The decision, confirmed Friday by the Fed and reported by Reuters, ends the “novel activities supervision program” established in 2023. The unit was originally tasked with overseeing banks’ dealings with crypto firms, blockchain initiatives, and other fintech ventures, amid concerns that digital assets were entering the mainstream banking system without sufficient oversight.

The Fed said the program has now fulfilled its purpose. Over the past two years, central bank examiners have gained experience evaluating risks linked to digital assets, distributed ledger technologies, and bank-fintech partnerships. That expertise will now be absorbed into the routine supervisory process, rather than maintained in a standalone unit.

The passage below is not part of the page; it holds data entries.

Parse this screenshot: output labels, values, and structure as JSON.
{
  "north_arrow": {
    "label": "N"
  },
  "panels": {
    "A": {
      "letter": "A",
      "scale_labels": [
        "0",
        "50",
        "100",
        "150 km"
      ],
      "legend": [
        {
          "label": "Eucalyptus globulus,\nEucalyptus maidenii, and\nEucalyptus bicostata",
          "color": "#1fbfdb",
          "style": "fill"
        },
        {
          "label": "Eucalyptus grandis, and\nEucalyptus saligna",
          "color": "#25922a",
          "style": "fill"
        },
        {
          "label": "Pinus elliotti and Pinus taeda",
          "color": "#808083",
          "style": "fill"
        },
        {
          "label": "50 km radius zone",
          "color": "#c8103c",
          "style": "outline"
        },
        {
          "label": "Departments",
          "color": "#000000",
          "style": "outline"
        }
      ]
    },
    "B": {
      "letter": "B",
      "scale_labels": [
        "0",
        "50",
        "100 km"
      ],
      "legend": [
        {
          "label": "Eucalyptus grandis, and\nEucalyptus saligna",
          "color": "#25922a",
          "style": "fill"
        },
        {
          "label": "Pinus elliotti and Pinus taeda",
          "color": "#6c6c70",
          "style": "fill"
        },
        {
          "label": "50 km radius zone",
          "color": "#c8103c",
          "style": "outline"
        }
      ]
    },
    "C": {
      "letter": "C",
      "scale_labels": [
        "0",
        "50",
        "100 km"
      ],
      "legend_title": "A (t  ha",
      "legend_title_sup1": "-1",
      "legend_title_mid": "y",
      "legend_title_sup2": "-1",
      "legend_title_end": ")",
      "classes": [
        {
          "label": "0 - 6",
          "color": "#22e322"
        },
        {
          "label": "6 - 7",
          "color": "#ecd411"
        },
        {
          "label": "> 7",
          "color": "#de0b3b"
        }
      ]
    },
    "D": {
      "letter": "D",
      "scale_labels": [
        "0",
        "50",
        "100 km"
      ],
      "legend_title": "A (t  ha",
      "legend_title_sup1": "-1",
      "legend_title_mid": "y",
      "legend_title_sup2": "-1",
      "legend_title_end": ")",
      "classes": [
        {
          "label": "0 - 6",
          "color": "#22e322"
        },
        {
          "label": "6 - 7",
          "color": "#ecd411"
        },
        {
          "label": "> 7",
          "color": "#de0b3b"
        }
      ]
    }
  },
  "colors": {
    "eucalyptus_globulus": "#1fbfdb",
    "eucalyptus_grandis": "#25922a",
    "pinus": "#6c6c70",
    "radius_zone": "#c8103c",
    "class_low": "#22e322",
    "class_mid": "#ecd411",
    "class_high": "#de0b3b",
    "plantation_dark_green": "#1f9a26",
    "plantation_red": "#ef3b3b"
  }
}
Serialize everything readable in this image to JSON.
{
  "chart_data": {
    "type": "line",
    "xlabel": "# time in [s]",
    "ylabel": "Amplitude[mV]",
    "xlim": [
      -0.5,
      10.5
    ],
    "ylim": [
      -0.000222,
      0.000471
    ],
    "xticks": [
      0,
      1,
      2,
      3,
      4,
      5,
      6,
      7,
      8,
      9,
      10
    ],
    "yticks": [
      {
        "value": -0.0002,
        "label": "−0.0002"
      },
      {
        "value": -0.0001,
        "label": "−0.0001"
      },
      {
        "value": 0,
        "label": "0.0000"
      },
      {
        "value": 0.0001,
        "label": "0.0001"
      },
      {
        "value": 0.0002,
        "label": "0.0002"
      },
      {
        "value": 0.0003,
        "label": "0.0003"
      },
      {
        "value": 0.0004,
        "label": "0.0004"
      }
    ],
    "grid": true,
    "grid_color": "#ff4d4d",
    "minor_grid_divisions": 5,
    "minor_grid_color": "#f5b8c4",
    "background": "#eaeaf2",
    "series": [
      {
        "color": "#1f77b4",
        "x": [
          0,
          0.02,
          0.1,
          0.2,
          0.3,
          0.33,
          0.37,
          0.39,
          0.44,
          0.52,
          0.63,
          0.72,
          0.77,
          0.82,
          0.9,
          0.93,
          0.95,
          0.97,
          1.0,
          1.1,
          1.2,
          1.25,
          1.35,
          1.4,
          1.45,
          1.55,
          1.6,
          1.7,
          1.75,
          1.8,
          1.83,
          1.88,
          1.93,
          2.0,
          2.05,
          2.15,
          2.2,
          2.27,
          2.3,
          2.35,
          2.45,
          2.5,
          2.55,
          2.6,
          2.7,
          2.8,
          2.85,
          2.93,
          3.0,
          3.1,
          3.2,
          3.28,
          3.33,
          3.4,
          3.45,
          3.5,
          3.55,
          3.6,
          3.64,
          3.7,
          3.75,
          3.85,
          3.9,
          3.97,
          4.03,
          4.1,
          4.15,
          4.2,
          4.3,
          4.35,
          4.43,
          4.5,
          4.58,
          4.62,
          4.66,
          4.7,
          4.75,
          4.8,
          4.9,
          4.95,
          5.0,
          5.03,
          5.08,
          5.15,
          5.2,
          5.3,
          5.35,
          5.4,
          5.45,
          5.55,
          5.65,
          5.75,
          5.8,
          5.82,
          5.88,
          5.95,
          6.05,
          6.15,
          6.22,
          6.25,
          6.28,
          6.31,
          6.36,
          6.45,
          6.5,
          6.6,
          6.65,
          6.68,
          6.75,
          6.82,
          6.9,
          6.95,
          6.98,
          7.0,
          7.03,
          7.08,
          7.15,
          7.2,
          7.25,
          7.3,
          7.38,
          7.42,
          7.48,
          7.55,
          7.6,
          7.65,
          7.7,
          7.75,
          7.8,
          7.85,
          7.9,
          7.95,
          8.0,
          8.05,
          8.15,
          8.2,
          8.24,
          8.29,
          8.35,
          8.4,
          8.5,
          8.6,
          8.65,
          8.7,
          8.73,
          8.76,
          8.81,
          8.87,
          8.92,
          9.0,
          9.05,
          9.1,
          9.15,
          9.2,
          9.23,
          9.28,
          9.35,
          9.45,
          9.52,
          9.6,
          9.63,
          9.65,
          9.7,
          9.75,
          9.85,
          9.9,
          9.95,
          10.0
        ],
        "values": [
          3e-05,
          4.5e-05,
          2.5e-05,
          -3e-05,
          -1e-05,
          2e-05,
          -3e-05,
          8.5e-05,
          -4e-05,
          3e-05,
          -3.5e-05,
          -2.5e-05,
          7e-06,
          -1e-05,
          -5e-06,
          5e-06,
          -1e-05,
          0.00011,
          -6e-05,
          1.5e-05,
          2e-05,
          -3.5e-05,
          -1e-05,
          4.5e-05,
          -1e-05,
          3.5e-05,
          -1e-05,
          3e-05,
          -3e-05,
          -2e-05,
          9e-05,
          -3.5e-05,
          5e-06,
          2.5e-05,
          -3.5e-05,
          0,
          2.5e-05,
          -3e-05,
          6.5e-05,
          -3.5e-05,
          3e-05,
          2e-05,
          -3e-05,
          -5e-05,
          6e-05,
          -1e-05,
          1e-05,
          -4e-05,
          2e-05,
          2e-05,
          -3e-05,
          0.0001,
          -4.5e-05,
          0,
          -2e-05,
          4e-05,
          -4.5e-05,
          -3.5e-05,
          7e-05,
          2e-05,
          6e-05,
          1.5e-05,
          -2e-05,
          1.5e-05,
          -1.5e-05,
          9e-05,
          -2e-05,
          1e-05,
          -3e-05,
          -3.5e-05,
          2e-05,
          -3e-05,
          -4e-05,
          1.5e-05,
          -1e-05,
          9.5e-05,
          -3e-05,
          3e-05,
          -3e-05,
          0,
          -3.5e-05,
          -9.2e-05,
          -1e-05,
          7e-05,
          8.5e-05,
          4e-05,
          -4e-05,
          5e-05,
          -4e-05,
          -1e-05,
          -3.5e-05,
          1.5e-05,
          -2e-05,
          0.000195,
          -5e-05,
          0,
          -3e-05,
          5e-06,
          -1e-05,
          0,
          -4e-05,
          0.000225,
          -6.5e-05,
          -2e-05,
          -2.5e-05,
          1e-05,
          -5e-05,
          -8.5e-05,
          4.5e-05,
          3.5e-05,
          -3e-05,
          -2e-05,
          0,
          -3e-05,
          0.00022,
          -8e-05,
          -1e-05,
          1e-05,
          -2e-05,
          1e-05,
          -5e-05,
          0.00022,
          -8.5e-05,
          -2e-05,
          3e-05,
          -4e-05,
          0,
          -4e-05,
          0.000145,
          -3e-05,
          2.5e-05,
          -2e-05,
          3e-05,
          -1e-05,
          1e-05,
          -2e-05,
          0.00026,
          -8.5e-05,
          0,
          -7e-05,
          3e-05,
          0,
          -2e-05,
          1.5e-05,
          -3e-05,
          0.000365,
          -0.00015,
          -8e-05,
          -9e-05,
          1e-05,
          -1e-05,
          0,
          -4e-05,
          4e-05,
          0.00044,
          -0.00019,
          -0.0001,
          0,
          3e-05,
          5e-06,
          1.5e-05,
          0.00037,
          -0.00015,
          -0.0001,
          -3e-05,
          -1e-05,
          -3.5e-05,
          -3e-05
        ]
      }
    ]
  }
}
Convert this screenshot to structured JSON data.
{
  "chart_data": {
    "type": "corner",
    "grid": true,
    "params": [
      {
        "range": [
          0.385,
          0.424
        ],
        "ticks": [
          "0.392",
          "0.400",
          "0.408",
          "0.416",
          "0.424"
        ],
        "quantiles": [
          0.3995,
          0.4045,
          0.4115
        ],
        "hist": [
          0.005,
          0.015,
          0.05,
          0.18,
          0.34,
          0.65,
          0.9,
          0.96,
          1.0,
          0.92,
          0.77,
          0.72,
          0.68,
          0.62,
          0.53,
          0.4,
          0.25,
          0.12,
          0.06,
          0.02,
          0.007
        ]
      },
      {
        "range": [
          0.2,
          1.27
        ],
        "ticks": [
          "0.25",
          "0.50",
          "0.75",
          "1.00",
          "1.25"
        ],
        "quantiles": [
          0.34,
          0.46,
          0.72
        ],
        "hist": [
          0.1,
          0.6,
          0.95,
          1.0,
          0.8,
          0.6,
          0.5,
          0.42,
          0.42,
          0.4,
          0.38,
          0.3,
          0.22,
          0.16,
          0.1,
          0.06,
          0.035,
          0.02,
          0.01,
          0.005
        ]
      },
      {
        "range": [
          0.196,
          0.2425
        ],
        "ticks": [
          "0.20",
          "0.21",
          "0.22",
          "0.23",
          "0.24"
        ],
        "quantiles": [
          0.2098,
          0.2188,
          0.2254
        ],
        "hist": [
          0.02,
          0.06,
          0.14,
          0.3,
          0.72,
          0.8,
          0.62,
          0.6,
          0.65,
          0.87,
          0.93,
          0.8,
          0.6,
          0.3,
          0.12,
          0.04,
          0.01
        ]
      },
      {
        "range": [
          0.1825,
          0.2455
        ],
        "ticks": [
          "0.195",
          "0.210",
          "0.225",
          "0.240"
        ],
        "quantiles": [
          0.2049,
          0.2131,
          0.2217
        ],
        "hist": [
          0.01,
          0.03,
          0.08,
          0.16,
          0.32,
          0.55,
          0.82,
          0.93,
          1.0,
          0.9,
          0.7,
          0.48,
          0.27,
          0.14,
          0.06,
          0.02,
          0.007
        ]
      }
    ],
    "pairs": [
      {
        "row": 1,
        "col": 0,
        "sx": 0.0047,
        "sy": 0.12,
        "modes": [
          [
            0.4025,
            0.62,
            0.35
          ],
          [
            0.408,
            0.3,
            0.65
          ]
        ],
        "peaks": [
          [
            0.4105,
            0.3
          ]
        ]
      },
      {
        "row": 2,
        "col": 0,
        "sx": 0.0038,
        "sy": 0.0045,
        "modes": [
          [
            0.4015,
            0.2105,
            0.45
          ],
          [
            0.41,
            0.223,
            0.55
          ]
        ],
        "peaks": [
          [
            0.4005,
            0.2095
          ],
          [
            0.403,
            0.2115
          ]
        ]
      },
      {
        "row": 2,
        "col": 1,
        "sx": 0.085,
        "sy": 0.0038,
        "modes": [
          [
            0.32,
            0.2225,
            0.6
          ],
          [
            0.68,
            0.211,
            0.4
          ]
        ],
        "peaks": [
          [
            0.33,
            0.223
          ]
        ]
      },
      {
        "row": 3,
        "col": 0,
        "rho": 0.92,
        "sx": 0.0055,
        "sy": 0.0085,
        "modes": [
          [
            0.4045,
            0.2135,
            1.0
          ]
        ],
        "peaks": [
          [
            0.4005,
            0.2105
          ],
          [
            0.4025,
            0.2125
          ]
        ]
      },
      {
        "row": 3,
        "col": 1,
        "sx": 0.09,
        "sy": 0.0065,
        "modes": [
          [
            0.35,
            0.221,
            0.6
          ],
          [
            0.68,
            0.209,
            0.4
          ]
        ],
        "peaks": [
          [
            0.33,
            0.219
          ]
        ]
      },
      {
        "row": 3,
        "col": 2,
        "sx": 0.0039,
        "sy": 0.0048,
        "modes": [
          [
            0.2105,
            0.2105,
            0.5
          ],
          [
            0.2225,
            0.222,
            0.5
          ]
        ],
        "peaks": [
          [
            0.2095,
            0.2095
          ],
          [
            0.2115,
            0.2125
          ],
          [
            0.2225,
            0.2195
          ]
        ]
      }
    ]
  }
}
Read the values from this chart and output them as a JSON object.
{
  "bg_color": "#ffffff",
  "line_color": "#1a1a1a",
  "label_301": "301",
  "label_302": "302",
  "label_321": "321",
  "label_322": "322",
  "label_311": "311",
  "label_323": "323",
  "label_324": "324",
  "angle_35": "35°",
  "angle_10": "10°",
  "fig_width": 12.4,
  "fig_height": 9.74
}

“The Federal Reserve has strengthened its understanding of these risks and how banks manage them,” the central bank said, as quoted by Reuters. The announcement signals growing confidence that exposures to cryptocurrencies and fintech can be effectively managed within existing supervisory structures.

The program was created amid volatility in the cryptocurrency market. The collapse of major firms in 2022 and 2023, including FTX, prompted heightened scrutiny from Washington regulators and led to increased oversight of banks engaging with digital assets. Banks were repeatedly reminded that their crypto-related activities would be closely monitored.

Other federal agencies, such as the Federal Deposit Insurance Corporation (FDIC) and the Office of the Comptroller of the Currency (OCC), also highlighted the potential risks digital assets pose to traditional financial institutions. By ending the dedicated unit, the Fed appears to be signaling that cryptocurrency and fintech oversight has matured into standard regulatory practice rather than requiring a separate, experimental framework.

For banks, the consolidation could simplify compliance. Crypto-related activities will now be evaluated alongside other business lines, potentially reducing duplicative reporting and supervision. For policymakers, the move indicates a shift from experimental oversight toward mainstream integration, suggesting that digital finance is no longer treated as a novelty but as a core aspect of the broader banking landscape.

However, the decision comes at a sensitive moment politically, with ongoing debate in Congress over the appropriate level of regulatory oversight for cryptocurrencies. Analysts told Reuters that the integration of the Fed’s crypto expertise into standard supervision is likely to be closely watched by markets and policymakers.

Looking ahead, the Fed’s challenge will be to balance innovation with financial stability, ensuring banks can pursue fintech partnerships and blockchain solutions without creating systemic risks. The integration of the program into routine supervision reflects an effort to normalize oversight while maintaining a careful approach to emerging financial technologies.